Le style de Catherine Clément est soutenu et poétique.
 » La nuit vint. Les vaincus entassés dans la boue dormaient sous bonne garde. De temps en temps, résonnait dans le noir une corde pincée, le son d’une guitare qu’une main effleurait. Près des lumières de feux, les vainqueurs déchiraient leurs vêtements et pleuraient sans réserve, ô nuit au goût amer! »

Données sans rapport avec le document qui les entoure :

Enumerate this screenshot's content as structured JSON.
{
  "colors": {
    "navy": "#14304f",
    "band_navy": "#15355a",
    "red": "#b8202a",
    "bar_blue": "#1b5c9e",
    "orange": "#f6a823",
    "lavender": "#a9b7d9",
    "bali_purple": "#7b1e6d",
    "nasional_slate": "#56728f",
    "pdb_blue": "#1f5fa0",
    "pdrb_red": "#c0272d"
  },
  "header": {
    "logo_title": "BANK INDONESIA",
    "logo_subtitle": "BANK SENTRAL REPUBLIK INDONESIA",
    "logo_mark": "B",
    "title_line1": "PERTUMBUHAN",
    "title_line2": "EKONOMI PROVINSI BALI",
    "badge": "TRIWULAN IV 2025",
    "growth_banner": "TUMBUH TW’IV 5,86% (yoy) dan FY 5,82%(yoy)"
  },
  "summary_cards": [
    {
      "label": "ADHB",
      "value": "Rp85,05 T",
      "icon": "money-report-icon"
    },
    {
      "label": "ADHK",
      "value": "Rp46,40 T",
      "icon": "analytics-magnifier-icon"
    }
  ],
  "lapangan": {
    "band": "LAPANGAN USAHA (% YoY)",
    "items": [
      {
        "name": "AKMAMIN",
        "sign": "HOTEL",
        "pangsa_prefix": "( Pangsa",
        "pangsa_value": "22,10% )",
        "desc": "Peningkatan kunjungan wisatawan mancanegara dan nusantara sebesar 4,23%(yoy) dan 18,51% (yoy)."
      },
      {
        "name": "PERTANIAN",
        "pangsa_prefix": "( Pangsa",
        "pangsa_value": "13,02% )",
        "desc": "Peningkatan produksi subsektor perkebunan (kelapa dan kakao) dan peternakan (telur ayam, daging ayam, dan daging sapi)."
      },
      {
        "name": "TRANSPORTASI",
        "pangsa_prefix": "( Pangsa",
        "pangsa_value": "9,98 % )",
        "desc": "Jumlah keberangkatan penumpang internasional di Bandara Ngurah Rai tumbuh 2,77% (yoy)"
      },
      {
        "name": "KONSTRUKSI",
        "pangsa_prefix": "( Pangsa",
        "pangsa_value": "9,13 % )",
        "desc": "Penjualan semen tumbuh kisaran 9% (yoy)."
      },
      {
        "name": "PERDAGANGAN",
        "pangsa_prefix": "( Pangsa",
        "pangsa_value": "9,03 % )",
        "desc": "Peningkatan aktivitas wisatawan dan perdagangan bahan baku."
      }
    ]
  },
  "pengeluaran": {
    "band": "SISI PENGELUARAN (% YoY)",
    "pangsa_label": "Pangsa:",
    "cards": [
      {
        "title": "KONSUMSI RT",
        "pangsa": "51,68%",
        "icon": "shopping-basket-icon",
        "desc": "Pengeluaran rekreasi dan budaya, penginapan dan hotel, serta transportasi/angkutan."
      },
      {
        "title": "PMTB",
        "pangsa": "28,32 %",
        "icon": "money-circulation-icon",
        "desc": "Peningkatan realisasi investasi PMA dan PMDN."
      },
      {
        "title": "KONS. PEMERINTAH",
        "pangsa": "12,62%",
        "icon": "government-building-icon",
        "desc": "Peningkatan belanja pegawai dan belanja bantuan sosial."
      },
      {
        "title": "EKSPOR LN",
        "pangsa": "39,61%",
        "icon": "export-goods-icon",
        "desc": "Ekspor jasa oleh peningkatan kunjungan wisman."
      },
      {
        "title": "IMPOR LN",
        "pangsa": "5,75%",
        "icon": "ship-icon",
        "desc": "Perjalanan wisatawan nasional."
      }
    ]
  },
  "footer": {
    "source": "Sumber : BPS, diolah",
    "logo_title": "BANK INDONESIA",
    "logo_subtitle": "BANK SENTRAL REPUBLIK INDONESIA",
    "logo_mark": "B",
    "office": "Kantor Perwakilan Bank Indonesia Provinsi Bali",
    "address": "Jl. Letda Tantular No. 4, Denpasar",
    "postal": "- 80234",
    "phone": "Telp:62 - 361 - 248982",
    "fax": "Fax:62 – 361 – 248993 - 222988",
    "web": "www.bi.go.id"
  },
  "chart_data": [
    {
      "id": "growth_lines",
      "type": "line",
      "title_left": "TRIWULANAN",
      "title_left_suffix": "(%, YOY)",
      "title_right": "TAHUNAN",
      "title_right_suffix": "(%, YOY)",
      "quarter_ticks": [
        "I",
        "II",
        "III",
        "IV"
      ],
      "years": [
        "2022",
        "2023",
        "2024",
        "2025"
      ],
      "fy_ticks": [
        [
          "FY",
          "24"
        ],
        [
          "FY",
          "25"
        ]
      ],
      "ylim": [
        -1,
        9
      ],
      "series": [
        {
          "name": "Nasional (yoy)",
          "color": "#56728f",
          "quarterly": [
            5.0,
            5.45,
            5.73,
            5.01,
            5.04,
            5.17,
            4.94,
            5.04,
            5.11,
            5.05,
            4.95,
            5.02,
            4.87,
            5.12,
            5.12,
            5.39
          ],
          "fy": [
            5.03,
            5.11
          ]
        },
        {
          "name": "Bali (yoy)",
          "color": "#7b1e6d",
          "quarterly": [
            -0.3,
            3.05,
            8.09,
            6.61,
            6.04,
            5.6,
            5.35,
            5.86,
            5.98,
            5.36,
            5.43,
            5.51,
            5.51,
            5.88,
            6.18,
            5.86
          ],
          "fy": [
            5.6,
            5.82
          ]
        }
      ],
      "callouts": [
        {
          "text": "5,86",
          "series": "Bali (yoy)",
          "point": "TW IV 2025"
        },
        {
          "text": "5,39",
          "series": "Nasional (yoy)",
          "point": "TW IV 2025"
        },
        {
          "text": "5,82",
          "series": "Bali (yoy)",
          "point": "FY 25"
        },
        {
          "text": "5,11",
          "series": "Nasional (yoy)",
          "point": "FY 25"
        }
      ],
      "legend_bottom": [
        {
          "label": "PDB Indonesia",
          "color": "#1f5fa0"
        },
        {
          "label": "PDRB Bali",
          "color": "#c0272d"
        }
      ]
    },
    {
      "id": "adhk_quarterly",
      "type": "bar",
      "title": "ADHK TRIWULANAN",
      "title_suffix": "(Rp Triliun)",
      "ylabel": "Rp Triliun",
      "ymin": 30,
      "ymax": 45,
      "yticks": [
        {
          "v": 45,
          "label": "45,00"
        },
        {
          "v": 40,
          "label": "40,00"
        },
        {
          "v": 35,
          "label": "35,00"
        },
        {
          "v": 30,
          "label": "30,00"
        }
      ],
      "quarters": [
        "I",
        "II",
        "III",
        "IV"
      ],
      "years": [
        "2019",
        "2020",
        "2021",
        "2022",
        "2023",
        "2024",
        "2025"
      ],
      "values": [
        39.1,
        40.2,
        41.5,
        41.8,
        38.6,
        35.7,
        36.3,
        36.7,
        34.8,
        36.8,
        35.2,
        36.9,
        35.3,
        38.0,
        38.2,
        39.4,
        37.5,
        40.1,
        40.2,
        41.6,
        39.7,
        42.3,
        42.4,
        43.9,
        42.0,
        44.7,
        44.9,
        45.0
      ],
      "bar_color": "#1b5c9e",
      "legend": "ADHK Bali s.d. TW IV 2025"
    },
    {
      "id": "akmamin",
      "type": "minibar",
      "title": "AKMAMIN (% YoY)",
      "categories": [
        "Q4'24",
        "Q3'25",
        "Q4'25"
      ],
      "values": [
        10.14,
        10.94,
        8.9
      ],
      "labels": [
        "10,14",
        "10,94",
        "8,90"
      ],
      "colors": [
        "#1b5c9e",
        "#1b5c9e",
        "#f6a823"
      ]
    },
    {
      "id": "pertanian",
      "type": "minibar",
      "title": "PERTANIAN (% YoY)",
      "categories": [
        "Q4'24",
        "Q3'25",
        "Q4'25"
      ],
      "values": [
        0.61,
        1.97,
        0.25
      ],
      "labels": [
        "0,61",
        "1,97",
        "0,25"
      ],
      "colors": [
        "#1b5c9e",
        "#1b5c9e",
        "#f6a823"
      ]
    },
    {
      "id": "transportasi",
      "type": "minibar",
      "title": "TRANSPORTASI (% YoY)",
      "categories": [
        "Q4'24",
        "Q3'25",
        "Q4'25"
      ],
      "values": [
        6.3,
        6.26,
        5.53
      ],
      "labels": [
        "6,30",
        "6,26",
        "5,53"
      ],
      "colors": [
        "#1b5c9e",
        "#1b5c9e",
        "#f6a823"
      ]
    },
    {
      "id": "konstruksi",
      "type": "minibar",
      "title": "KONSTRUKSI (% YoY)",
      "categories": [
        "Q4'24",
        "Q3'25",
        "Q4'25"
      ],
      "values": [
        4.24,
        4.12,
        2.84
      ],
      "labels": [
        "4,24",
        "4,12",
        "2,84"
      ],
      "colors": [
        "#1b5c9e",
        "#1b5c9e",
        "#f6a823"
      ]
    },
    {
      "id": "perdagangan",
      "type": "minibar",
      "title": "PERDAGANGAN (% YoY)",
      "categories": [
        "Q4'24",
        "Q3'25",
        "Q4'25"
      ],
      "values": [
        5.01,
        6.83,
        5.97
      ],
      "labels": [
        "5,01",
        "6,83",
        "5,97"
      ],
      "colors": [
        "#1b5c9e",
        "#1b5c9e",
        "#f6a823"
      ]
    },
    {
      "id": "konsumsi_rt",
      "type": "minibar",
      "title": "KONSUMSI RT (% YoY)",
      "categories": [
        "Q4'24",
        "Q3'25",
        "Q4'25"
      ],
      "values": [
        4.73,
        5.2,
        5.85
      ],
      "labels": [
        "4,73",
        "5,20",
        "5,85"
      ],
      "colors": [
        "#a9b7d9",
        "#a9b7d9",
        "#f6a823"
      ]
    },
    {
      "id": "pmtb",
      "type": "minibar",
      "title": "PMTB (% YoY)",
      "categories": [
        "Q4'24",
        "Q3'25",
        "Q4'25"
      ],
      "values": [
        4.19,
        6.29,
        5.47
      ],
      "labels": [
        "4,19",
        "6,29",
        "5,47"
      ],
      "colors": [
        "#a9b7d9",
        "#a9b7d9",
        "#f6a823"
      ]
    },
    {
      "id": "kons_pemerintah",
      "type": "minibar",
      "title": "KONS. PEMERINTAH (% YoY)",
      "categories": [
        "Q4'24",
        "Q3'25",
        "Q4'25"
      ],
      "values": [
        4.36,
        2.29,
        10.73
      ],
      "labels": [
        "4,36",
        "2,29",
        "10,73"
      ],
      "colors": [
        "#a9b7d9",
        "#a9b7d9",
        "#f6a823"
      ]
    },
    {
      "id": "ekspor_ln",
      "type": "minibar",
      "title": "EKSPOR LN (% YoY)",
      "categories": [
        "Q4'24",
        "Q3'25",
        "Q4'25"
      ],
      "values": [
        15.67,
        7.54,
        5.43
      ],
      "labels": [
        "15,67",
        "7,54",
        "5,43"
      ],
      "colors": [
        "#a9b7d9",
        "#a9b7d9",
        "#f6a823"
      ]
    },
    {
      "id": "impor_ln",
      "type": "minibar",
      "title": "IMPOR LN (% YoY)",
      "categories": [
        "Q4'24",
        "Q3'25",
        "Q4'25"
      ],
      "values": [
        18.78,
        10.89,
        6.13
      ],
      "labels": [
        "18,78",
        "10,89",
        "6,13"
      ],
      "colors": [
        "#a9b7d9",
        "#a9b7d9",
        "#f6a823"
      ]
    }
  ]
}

L’auteur décrit avec passion ses personnages au caractère atypique. Elle nous les fait aimer grâce à leurs faiblesses et leurs forces.
L’édition de Points est complète avec la liste des personnages et la chronologie des évènements relatés.
Voilà donc une auteure que je relirais sans restriction. Comme je suis aussi passionnée par l’Inde, je lirais dès que possible Pour l’amour de l’Inde.

Je remercie Partage Lecture et les Éditions POINTS pour ce partenariat.